Most Asian share markets were subdued on Friday and the dollar held onto its gains from safe-haven flows, after soft economic data from U.S. and China magnified concerns of a global slowdown, although Japanese stocks outperformed.
MSCI’s broadest index of Asia-Pacific shares outside Japan (.MIAPJ0000PUS) slipped 0.2% and was headed for a weekly decline of 0.8%, weighed lower by a slew of data from China that pointed to a sluggish economic recovery after the lift of COVID lockdowns.
Japan’s Nikkei (.N225), however, surged 0.8% to the highest level since November 2021, buoyed by strong earnings by Nissan (7201.T) and Honda (7267.T). Nasdaq futures rose 0.3% while the S&P 500 futures was 0.2% higher.
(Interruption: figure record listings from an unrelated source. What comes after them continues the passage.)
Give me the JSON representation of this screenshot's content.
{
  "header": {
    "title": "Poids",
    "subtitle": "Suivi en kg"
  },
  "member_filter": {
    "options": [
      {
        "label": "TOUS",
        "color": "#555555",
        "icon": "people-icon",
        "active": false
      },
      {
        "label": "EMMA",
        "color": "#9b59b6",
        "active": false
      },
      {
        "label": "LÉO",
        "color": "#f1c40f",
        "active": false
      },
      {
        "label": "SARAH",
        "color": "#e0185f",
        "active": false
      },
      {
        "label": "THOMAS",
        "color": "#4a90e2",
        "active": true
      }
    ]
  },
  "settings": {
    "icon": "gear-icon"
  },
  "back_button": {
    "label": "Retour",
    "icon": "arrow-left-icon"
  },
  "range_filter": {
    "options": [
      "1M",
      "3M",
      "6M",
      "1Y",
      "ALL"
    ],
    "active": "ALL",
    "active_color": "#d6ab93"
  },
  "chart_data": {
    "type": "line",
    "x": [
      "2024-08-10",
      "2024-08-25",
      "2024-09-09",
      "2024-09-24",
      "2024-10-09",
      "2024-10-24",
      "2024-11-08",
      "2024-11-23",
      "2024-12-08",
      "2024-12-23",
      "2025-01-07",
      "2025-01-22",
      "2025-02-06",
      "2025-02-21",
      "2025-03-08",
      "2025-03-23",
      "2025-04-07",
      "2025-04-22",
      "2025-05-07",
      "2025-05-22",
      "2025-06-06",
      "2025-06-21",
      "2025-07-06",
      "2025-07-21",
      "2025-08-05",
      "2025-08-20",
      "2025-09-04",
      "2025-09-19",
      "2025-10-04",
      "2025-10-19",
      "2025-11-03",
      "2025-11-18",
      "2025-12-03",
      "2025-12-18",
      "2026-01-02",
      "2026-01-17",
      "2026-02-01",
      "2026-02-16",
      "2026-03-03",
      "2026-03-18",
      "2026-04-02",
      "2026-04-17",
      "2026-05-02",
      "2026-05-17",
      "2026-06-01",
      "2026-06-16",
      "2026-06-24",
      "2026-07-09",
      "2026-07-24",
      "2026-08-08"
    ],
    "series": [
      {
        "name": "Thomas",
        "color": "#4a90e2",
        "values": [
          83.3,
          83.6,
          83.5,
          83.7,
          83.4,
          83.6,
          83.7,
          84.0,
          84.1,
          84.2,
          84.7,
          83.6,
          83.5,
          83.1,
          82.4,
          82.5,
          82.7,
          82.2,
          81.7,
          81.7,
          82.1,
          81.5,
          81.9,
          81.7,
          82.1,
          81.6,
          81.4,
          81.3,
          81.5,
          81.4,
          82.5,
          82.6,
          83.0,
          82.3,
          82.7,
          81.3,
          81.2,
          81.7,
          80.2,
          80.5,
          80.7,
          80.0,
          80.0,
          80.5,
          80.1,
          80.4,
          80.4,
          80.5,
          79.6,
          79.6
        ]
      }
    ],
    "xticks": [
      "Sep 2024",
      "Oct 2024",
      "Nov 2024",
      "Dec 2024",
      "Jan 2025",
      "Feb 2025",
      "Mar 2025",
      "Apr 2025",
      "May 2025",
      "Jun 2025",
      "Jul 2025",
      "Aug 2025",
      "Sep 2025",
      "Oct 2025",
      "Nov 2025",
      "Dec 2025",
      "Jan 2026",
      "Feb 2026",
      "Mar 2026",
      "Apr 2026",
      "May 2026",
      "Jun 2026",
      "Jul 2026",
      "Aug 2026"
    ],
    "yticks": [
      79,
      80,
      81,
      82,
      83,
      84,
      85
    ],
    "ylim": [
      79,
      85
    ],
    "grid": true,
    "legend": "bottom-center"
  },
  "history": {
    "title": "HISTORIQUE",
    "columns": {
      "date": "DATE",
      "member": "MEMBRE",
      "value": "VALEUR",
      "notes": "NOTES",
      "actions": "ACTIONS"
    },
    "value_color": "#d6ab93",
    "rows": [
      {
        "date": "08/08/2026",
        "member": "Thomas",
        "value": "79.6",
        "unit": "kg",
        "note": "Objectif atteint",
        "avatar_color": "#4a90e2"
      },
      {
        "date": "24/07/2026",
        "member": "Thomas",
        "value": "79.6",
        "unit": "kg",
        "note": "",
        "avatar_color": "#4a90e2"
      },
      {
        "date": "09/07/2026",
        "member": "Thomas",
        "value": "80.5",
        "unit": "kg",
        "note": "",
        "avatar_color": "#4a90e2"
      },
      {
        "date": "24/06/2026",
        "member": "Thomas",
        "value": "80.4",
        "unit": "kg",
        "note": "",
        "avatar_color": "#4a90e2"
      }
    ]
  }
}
China’s bluechips (.CSI300) eased 0.1% in early trade although Hong Kong stocks (.HSI) eked out a small 0.2% gain, helped by a 8% jump in the e-commerce giant JD.com (9618.HK) on its earnings beat and leadership changes.
China’s economic recovery seems to be losing steam, with new bank loans tumbling sharply in April, consumer prices rising at the slowest pace in more than two years and imports unexpectedly contracting, driving in a plunge in commodity prices from copper, iron ore to oil.